Entretanto, uno recuerda sus horas en compañía de la Virgen, con el apoyo y cariño de sus hermanos. Los que lo fueron desde la familia, los que se convirtieron en familia en la solidaridad de la carga, celebrando reencontrarse año tras año. En mi caso, estos días vienen repletos de recuerdos de momentos que constituyeron un honor y que aún duelen, por quienes no pudieron disfrutarlos. Hace unos días, el 18 de abril, se cumplían doce años del Pregón que tuve la oportunidad de pronunciar, aún tibio el dolor por la pérdida de mi padre, el que fuera Jefe del Turno Cuarto, y con su medalla pendiente del atril. Y muchos años más atrás (1974), en el cincuentenario de la Coronación Canónica, los Juegos Florales que conocieron mi primera alegría literaria.
Saludo a la Reina de los Juegos Florales del Cincuentenario de la Coronación Canónica de la Virgen de la Montaña (1974), en acto celebrado en el Gran Teatro de Cáceres
Pregón del Novenario. 18 de abril de 2008. Sala Clavellinas.
Juan José Gómez Rico, Ruperto Flores Rico, unos y otros, fieles a la Patrona, que nos enseñaron a venerarla, y en definitiva, a valorar la ciudad que nos vio nacer. Ellos ya hace tiempo que partieron, para contemplar desde otras latitudes cómo este mundo ha continuado remando a viento y marea, cómo la realidad que fue la suya es hoy bien distinta. Nuestro mejor tributo ahora es impedir que el olvido haga suya su memoria. Cambian las gentes, los hermanos de carga, la forma de celebrar todo aquello que significa la Virgen. Mas nunca podremos prescindir de quienes nos hicieron como somos, aquellos que seguro lamentarán también hoy que las puertas de la ermita permanezcan cerradas.

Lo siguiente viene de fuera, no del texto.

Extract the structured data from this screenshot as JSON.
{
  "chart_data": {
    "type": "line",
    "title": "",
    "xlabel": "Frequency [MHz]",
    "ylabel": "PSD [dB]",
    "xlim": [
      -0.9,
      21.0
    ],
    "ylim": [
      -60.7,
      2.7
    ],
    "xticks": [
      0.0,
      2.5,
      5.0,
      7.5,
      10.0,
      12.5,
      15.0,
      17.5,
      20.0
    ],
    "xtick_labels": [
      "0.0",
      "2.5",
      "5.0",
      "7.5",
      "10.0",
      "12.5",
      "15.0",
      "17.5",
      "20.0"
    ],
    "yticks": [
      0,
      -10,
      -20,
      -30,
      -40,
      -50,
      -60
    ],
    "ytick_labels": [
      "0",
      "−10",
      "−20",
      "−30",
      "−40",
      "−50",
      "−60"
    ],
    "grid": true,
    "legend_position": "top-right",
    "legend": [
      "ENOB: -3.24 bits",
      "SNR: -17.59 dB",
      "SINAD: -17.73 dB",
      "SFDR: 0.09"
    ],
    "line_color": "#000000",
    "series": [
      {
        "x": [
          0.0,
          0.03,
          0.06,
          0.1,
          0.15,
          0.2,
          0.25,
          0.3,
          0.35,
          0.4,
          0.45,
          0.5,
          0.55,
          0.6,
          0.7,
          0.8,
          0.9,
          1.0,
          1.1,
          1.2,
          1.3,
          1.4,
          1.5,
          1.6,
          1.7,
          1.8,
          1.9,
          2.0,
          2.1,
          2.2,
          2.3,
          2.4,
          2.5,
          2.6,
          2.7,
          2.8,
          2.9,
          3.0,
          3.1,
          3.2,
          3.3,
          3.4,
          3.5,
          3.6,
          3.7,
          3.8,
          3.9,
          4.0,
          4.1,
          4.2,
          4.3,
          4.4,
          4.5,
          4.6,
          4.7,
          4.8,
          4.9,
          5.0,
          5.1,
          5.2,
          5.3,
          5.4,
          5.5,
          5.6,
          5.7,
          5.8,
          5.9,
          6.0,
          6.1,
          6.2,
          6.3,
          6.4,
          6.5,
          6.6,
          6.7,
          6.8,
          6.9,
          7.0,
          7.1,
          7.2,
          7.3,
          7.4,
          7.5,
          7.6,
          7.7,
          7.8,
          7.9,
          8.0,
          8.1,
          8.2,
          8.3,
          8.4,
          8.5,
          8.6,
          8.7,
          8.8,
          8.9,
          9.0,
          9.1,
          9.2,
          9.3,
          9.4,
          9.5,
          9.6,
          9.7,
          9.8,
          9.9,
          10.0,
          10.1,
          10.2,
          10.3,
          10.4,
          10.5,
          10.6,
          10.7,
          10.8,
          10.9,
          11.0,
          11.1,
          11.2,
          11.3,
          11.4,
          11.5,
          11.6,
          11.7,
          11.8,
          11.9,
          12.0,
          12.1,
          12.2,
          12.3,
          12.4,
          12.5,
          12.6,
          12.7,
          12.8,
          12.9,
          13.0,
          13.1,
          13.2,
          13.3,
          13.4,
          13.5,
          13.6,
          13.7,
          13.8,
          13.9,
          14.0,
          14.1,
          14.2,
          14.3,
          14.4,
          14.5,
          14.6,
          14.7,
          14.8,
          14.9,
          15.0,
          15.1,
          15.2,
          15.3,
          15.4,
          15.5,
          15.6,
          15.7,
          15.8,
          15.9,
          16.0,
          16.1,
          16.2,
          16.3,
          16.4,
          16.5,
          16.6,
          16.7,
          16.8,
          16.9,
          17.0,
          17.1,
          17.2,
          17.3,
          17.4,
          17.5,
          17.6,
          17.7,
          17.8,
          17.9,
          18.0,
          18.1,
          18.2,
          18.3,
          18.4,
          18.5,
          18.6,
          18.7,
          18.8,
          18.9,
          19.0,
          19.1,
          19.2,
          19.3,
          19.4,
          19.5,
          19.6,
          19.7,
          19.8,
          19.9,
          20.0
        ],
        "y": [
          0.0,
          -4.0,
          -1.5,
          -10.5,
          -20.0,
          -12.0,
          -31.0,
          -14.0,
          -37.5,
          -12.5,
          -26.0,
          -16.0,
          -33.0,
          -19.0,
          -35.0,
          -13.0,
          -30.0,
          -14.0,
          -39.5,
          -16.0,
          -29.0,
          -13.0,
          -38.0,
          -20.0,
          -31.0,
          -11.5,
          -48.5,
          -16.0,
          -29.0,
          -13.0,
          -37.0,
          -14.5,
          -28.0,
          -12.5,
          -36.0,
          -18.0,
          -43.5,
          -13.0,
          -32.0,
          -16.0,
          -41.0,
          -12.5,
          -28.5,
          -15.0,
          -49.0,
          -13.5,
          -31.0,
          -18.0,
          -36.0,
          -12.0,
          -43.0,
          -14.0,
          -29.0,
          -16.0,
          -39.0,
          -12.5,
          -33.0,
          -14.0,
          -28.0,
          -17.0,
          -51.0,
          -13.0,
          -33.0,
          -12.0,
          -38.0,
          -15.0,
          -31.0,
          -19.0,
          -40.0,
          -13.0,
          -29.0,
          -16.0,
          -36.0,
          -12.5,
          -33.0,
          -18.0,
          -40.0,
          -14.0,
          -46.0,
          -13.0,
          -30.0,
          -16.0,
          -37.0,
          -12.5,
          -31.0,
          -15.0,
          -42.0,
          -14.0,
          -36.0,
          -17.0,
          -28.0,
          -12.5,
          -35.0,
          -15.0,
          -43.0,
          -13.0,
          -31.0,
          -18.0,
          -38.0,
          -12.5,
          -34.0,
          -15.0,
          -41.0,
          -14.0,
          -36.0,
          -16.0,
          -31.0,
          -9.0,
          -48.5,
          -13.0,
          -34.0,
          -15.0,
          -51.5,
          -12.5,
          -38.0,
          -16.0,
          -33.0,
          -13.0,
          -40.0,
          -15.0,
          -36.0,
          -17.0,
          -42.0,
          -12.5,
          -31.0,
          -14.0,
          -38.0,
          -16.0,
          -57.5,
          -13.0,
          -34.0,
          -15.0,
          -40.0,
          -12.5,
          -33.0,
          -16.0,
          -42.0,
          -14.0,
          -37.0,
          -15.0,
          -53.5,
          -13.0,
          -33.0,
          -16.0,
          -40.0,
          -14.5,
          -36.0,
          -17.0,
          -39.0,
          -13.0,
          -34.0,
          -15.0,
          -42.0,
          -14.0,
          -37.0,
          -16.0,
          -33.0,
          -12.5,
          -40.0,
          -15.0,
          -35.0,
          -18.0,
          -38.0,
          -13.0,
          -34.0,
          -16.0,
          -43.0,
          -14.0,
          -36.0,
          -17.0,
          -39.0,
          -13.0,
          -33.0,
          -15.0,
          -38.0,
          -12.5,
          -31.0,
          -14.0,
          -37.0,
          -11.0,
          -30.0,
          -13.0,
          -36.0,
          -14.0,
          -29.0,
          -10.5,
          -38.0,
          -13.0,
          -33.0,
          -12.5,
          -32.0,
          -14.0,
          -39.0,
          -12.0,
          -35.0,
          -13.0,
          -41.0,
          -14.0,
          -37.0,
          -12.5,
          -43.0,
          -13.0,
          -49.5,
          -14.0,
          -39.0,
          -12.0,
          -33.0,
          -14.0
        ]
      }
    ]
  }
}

Histórica fotografía correspondiente al 25 aniversario de la Coronación Canónica de la Virgen de la Montaña (1949), en la que se aprecia, en primer término, a los cofrades Sixto Fernández Borrella y Ruperto Flores Rico. El primero sería luego, años más tarde, Hermano Mayor de la Real Cofradía. Foto procedente de mi archivo, cedida por Manuela Flores, hija de Ruperto y prima del que que escribe.
Fotografía de Juan Guerrero. 1992. La procesión de subida, con el Turno Cuarto, dirigido por Juan José Gómez (izquierda), bajo la supervisión del Hermano Mayor Sixto Fernández Borrella.